D12. LOW — Typos in code ✅ (partial)

  • aea/multiplexer.py:133"os out of""is out of"
  • aea/multiplexer.py:235"multipelxer""multiplexer"
  • aea/cli/utils/exceptions.py:30 — Function aev_flag_depreactionaev_flag_deprecation; message "envrionment varibales""environment variables"
  • aea/configurations/manager.py:356substitude_env_vars should be substitute_env_vars. Deferred: public API parameter used extensively across codebase, tests, and docs. Breaking to rename.

D13. LOW — Stale deprecation warning claims removal in v2.0.0 ✅

aea/cli/utils/exceptions.py:30-33 — Removed the stale "will be removed in v2.0.0" version reference from the deprecation message.

D14. LOW — clean_tarfiles removes ALL .tar.gz files in CWD (deferred)

aea/cli/registry/utils.py:238-259 — Not scoped to the file created by the decorated function.

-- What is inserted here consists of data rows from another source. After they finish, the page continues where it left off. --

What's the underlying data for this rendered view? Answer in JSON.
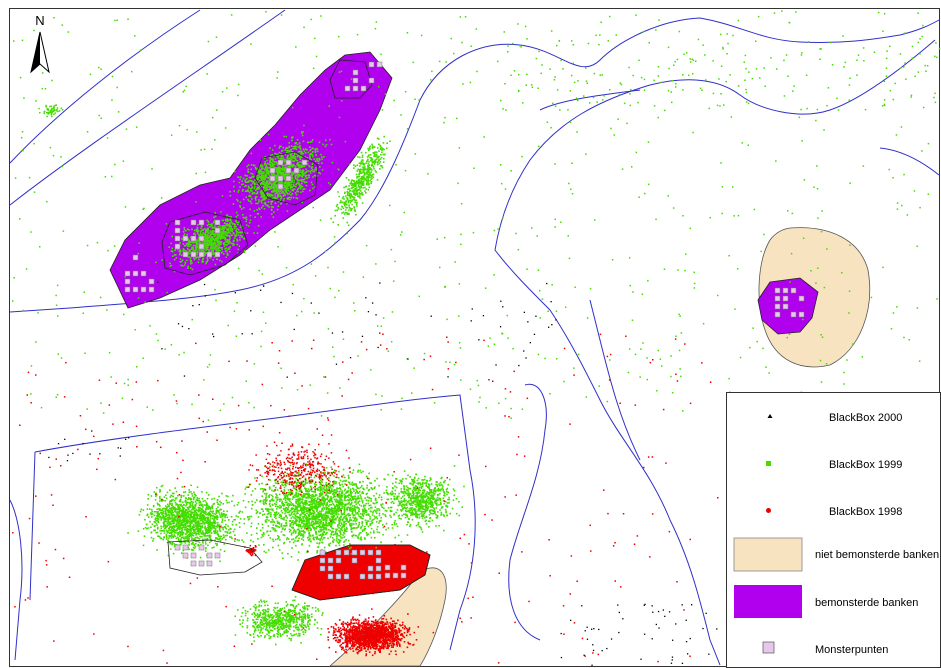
{
  "north_arrow": {
    "label": "N"
  },
  "colors": {
    "blackbox_2000": "#000000",
    "blackbox_1999": "#44dd00",
    "blackbox_1998": "#ee0000",
    "niet_bemonsterde_banken": "#f7e3c0",
    "bemonsterde_banken": "#b000ee",
    "monsterpunten": "#e6c8ea",
    "water_lines": "#3030c8"
  },
  "legend": {
    "items": [
      {
        "label": "BlackBox 2000",
        "symbol": "black-triangle"
      },
      {
        "label": "BlackBox 1999",
        "symbol": "green-square"
      },
      {
        "label": "BlackBox 1998",
        "symbol": "red-dot"
      },
      {
        "label": "niet bemonsterde banken",
        "symbol": "tan-rect"
      },
      {
        "label": "bemonsterde banken",
        "symbol": "purple-rect"
      },
      {
        "label": "Monsterpunten",
        "symbol": "pink-square"
      }
    ]
  }
}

Deferred: scoping it could break if the decorated function creates multiple tar files or relies on cleanup of pre-existing files.

D15. LOW — Copy-paste docstring errors ✅

aea/skills/base.py:658-665 — Both behaviours and models properties said "Get the handlers." Fixed to "Get the behaviours." and "Get the models." respectively.

D16. LOW — --aev flag value hard-coded to True (deferred)

aea/cli/run.py:156--aev flag exists on CLI but apply_environment_variables is always passed as True. Misleading interface. Deferred: removing the flag or making it functional changes CLI behaviour that downstream tools may depend on.

D17. LOW — AgentRunProcessTask._run_agentaea may be unbound in finally ✅

aea/manager/manager.py:269-303 — If get_aea_instance() raises, aea.logger.debug(...) in the finally block causes NameError. Added guard to check "aea" in locals() before accessing.